Abigail leaned out from behind the tree and pointed the gun at the approaching band. Her eyes grew wide – there were at least thirty men. The entire posse was riding out for them; Marshal Jackson and his men were gone, every last one. She took aim as best she could, and pulled the trigger. She was almost knocked backwards, but she had anchored herself well and kept her footing. Not one of the bandits had fallen. She fired again. They were well within range, but she could not hit them. They kept coming; they would not stop. Hiding had been an idiotic plan.

Earl had begun to whimper in pain. Abigail looked down on him with something like disgust; why could he not fight like a man? She took another shot at the bandits, the closest of whom was now within ninety yards, and missed.

"God, God…" Earl had begun to say. Whether he was praying or cursing, Abigail couldn't tell. She dropped her arms to her sides and stared at her approaching fate.
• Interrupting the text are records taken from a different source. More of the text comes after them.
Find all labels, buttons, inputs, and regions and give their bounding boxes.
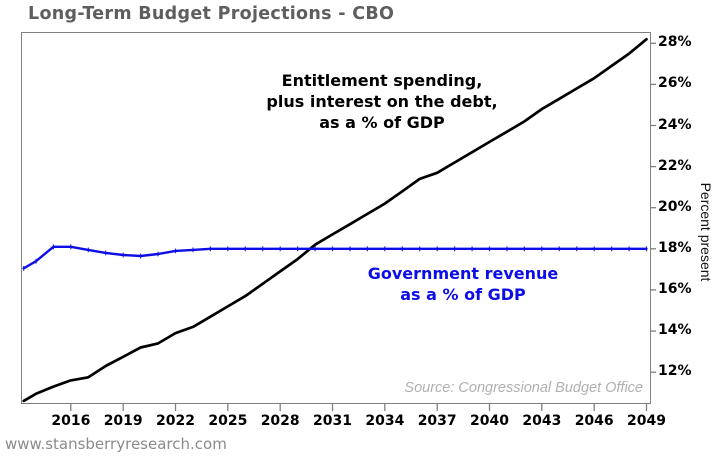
entitlement-line [22, 37, 648, 403]
x-tick-label: 2016 [51, 413, 91, 429]
x-tick-label: 2022 [156, 413, 195, 429]
x-tick-label: 2019 [103, 413, 143, 429]
revenue-line [22, 245, 648, 270]
y-tick-label: 14% [658, 322, 692, 339]
source-note: Source: Congressional Budget Office [404, 380, 643, 396]
y-tick-label: 22% [658, 157, 692, 174]
y-tick-label: 24% [658, 116, 692, 133]
annotation-line: Entitlement spending, [281, 71, 483, 90]
annotation-government-revenue: Government revenue as a % of GDP [348, 263, 578, 305]
annotation-entitlement-spending: Entitlement spending, plus interest on t… [232, 70, 532, 133]
y-axis-title: Percent present [698, 182, 714, 282]
x-tick-label: 2040 [470, 413, 509, 429]
x-tick-label: 2031 [313, 413, 352, 429]
plot-lines-svg [22, 37, 656, 411]
y-tick-label: 18% [658, 239, 692, 256]
chart-title: Long-Term Budget Projections - CBO [28, 4, 395, 24]
x-tick-label: 2043 [522, 413, 562, 429]
x-tick-label: 2034 [365, 413, 405, 429]
annotation-line: as a % of GDP [400, 285, 526, 304]
y-tick-label: 16% [658, 280, 692, 297]
annotation-line: Government revenue [367, 264, 559, 283]
x-tick-label: 2049 [627, 413, 666, 429]
y-tick-label: 12% [658, 363, 692, 380]
y-tick-label: 28% [658, 34, 692, 51]
watermark-url: www.stansberryresearch.com [5, 435, 227, 453]
plot-area-border [20, 31, 651, 404]
y-tick-label: 26% [658, 75, 692, 92]
annotation-line: plus interest on the debt, [266, 92, 498, 111]
y-tick-label: 20% [658, 198, 692, 215]
annotation-line: as a % of GDP [319, 113, 445, 132]
x-tick-label: 2046 [574, 413, 614, 429]
x-tick-label: 2028 [260, 413, 300, 429]
x-tick-label: 2025 [208, 413, 248, 429]
x-tick-label: 2037 [417, 413, 457, 429]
Her left hand brushed against a small lump at her side. She reached into her pocket and her fingers touched the wooden angel, their lucky charm. She looked again at the riders, and it suddenly occurred to her that this would not be the end. This was a band of murderers, liars, and thieves: violators of every law of decency that existed. They would not shoot her down like a dog in the street, not yet, anyway. Her fate, she realized, would be much worse than that. Without a word, Abigail turned to Earl, raised the revolver, and shot him in the head. It was an act of mercy.

The bandits were within ten yards, and Abigail's eyes filled with hot tears that blurred her vision. She tried to raise the gun with one hand, but had to use two; she pressed the cold metal barrel against her right temple. She exhaled; the breath was long and slow, and for a moment it was the only thing she could hear. Then, click.

Abigail opened her eyes. She had run out of bullets.